Certamente il desiderio di buona politica emerge con chiarezza dal confronto a più voci che Toscana Oggi ha promosso fra alcuni giovani (pubblicato sul n. 36) che non temono di sporcarsi con la politica e che ad essa e alla sua responsabilità non sono affatto indifferenti. Tutti sollecitati da un’intervista concessa dal cardinale Gualtiero Bassetti a questa testata nella quale, in sintesi, il presidente della Cei esclude la nascita di un nuovo partito cattolico (fonte di «nuove divisioni») e auspica, piuttosto, la ricerca di una unità «sui principi irrinunciabili del Vangelo di Dio, ma anche del Vangelo dell’uomo». Quel ponte fra cielo e terra che dovrebbe stare a cuore a tutti i credenti che non dimenticano il qui ed ora dell’umanità. Di cui la politica, nella ricerca del bene comune, dovrebbe farsi carico quotidianamente. Mentre appare indifferente e distratta, presa com’è dalle logiche di Palazzo. Ovvero, di accumulo di consensi in una perenne, estenuante, campagna elettorale.
Di sicuro, da parte dei giovani cattolici viene la domanda di dialogo, confronto e concretezza. Uno stile generale (più volte detto sinodale) non molto diverso da quello indicato da Papa Francesco a Firenze, in occasione del convegno ecclesiale (novembre 2015) quando chiedeva ai cattolici italiani di rendere visibile «il nostro umanesimo che è Gesù» quale migliore «antidoto al populismo». Non un progetto politico, ma uno stile, una postura che lo stesso Bassetti ha tradotto così: «un pensiero e un metodo cristiani da proporre, insegnare e seguire». Ma basterebbe chiedere a questi giovani cattolici, che pure sono il nostro futuro, se le loro comunità li appoggiano o almeno li seguono con simpatia, per rendersi conto della distanza e del disinteresse, se non addirittura dello scetticismo e della freddezza. Per non dire dell’assenza quasi totale, nel mondo cattolico, di luoghi del discernimento comunitario sui temi propri della politica, cioè della nostra vita comune.
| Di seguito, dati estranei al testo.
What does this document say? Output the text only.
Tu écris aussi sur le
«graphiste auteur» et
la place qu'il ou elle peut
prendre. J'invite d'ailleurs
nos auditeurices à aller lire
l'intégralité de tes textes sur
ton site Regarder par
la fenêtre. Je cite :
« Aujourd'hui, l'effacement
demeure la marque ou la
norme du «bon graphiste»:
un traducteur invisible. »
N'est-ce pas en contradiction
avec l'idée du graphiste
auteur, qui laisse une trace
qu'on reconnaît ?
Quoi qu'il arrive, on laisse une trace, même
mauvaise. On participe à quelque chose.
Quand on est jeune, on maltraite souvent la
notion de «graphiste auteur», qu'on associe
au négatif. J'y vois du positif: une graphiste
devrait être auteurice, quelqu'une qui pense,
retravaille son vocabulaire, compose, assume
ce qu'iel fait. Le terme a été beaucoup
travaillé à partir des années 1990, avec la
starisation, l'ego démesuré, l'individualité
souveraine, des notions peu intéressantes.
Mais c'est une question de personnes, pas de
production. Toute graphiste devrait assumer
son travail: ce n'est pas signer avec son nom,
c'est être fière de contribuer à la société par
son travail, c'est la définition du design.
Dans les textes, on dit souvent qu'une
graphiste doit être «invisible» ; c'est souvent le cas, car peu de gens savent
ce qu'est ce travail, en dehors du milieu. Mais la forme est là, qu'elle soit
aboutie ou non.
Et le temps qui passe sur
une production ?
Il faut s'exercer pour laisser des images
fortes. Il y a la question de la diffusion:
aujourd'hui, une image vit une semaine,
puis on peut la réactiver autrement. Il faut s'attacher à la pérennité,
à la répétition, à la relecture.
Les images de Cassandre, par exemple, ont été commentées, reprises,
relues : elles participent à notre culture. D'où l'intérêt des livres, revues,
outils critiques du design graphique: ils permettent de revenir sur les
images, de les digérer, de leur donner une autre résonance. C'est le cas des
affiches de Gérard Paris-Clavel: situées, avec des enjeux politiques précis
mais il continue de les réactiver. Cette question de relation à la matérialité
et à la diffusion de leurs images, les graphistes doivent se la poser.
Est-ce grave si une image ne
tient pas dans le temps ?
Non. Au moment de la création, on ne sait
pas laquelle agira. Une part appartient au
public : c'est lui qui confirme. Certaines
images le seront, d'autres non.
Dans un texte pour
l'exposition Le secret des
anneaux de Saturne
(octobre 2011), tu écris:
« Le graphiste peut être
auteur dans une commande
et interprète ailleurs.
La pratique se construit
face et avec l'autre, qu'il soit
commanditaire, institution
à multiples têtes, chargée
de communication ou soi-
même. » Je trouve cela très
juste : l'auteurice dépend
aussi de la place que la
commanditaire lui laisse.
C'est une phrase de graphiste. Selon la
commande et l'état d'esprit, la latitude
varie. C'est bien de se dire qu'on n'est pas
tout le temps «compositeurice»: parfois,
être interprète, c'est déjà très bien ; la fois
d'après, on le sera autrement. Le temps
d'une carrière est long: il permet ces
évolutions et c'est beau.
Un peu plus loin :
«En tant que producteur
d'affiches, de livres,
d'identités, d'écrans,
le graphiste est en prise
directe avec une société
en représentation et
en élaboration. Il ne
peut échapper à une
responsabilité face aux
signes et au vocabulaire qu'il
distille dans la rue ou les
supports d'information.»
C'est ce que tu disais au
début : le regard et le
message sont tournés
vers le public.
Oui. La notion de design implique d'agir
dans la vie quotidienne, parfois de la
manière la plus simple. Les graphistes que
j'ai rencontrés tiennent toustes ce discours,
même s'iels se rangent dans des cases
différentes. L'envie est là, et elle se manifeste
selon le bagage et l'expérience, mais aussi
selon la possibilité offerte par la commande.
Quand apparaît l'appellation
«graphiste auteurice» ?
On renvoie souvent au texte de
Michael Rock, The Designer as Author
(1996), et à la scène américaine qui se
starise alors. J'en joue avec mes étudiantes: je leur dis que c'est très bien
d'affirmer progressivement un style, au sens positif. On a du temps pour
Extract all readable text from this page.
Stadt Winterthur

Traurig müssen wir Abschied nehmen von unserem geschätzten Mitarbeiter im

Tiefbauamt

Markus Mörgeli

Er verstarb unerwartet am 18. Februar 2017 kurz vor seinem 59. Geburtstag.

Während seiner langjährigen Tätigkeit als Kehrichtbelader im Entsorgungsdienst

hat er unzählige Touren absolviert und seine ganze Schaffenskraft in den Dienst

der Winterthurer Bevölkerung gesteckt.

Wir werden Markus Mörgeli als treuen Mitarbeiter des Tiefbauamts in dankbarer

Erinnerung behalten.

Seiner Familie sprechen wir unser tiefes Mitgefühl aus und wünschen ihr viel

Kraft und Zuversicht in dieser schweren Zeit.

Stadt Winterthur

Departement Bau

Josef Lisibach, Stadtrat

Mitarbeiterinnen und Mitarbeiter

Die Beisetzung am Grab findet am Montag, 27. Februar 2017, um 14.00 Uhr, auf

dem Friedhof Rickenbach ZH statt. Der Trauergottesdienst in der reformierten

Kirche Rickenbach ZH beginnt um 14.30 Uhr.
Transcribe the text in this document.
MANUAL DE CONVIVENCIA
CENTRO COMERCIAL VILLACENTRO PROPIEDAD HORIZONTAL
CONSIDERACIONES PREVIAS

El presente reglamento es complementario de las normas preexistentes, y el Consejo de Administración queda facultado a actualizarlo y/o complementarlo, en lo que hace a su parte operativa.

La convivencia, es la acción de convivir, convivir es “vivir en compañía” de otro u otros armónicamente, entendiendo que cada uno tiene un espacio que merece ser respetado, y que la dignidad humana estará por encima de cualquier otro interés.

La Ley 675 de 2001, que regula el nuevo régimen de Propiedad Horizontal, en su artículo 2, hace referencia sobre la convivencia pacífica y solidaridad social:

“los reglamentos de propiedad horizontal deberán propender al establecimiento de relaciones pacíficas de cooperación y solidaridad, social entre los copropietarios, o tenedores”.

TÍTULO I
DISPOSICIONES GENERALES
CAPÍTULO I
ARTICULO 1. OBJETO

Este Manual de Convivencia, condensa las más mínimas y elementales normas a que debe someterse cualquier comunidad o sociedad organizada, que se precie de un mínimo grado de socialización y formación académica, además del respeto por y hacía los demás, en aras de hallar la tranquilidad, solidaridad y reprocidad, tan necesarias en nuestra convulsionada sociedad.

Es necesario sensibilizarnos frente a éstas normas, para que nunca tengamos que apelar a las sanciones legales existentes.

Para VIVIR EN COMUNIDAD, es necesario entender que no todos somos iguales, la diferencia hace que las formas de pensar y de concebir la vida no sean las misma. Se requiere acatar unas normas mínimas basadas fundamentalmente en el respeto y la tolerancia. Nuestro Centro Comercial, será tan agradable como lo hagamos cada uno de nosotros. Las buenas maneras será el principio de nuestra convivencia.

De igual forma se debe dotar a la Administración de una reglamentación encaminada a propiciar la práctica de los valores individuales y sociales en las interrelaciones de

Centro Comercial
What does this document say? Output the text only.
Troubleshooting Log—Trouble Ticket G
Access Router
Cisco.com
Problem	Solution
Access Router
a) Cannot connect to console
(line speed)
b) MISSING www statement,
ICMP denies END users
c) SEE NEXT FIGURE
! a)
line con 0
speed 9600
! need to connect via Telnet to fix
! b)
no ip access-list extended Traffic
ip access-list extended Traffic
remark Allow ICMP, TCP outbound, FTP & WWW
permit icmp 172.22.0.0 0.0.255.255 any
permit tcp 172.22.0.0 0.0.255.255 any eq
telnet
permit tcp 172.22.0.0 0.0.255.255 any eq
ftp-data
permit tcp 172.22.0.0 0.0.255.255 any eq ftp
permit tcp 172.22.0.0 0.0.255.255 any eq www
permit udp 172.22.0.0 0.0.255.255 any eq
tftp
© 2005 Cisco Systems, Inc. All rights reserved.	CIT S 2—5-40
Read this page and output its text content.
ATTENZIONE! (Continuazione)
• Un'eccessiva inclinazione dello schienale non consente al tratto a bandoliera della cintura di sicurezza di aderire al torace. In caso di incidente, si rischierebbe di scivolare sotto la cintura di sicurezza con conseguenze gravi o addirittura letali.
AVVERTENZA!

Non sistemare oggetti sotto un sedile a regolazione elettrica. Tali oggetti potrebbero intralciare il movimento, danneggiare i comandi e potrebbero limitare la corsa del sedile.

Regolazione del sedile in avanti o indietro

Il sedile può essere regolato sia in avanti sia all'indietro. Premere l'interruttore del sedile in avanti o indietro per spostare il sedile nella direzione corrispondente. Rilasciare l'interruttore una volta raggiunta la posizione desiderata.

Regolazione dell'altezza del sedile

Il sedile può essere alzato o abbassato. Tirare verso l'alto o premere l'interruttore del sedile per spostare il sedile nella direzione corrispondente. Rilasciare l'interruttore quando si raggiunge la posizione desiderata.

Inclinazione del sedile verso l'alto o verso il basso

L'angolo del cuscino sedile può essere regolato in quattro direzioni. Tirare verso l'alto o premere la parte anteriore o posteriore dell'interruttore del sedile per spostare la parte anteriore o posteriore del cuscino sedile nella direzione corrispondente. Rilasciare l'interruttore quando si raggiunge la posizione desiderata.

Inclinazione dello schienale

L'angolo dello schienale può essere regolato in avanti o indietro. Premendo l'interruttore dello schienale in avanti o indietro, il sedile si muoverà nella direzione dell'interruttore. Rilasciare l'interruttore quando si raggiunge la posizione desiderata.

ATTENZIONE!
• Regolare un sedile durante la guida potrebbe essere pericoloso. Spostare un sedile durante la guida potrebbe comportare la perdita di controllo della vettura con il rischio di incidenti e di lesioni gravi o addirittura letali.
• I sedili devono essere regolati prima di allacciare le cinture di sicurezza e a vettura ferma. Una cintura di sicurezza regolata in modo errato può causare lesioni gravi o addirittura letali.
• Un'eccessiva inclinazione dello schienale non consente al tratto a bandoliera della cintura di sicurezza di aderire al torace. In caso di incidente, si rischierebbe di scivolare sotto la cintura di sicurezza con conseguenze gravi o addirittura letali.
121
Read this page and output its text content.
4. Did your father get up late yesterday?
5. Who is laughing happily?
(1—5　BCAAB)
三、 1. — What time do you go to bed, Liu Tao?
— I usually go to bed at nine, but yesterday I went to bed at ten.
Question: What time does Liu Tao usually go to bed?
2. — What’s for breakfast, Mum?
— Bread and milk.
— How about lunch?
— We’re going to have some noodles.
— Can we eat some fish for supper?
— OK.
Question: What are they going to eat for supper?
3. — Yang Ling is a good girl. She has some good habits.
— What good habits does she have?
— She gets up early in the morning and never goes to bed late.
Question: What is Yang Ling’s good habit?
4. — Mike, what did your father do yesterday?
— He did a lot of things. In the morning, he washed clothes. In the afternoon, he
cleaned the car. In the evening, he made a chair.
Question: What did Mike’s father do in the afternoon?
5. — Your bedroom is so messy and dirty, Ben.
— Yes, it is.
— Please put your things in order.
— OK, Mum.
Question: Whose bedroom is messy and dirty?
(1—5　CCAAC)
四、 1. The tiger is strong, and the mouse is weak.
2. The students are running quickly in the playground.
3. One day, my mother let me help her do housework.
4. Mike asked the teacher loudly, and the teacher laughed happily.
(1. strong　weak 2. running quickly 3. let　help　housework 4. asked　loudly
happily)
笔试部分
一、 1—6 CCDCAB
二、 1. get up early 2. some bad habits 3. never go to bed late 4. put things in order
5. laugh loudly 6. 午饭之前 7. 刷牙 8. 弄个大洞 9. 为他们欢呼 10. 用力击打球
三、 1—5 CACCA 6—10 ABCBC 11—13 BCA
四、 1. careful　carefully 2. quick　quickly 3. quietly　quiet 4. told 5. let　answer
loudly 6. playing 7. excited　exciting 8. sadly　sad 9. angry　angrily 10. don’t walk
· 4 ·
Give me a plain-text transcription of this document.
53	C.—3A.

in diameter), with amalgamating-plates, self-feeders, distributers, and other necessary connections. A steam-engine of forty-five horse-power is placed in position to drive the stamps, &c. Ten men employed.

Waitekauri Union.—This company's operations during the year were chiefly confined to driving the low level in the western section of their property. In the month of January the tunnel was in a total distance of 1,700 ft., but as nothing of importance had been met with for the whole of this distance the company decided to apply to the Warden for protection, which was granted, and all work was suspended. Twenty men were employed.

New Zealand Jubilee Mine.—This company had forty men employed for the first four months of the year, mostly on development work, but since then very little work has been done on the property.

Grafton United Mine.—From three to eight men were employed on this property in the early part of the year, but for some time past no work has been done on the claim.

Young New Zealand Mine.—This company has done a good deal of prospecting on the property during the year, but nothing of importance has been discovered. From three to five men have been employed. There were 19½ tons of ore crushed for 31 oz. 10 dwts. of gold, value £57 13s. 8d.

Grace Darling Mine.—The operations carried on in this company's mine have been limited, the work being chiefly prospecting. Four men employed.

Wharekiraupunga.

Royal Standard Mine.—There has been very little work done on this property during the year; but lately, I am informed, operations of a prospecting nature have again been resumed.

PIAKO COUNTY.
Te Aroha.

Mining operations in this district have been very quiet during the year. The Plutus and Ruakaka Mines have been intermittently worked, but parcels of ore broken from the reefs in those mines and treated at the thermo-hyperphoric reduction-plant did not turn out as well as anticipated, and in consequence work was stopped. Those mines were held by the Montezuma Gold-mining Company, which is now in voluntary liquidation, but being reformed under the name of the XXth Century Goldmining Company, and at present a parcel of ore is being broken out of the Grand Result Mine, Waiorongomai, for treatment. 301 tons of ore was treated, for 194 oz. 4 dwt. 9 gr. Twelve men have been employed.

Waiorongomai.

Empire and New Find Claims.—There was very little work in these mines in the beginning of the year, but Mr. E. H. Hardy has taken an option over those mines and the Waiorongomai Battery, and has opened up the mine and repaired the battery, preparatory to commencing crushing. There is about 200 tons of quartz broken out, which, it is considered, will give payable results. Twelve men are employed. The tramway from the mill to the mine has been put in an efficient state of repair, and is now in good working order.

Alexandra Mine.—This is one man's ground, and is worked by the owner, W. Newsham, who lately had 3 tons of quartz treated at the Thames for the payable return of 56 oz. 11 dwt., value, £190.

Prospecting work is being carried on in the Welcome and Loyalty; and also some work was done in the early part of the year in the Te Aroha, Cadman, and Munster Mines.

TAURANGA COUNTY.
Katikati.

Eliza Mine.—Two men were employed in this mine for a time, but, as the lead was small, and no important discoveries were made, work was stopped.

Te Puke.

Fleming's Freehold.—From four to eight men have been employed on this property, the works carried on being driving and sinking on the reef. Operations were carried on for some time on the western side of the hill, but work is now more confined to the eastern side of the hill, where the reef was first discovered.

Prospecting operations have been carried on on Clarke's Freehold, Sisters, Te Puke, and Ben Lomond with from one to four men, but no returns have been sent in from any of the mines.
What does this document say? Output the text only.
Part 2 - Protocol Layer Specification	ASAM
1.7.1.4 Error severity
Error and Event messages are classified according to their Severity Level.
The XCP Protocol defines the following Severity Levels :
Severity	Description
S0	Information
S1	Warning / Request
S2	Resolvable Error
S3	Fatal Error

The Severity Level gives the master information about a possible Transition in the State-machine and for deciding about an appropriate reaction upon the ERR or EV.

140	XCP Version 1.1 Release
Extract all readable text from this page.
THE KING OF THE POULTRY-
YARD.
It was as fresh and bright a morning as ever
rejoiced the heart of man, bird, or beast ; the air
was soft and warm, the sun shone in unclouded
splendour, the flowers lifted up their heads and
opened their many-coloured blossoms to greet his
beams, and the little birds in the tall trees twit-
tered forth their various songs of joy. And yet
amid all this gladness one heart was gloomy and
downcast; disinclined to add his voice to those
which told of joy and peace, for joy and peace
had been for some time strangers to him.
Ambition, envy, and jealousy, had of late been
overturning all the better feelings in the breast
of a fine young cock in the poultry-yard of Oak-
Dove imparare a «pensare politicamente».
Toscana Oggi ha offerto un luogo per parlarsi senza veli. Ecco una breccia aperta nell’indifferenza e nel silenzio. Ma non sfugge a nessuno che, fatte salve alcune esperienze virtuose, i nostri giovani non hanno luoghi nei quali far emergere un pensiero e un metodo cristiani. Così come non ci si può fermare alla pura esortazione al dialogo e al confronto, quasi che i giovani abbiano una loro bacchetta magica. Occorre coltivarne con fiducia le vocazioni, garantire loro libertà, assicurare la fiducia degli adulti, offrire spazi concreti di dialogo nei quali possano cominciare a stimarsi e a valutare la prospettiva di coltivare una unità che superi virtuosamente le fratture generate dai partiti e dalle loro incerte e frammentate culture politiche. Infine, occorre concretezza, per la quale non c’è spazio migliore di quello del territorio in cui si vive. Dove forse è ancora possibile esercitare un sano civismo, senza tentazioni messianiche, ma con la consapevolezza che ogni scelta umana ha bisogno di senso e che i cattolici forse ne hanno ancora una buona riserva da spendere.
Ecco, così si contrasta l’insignificanza dei cristiani, evocata e temuta dal cardinale Bassetti.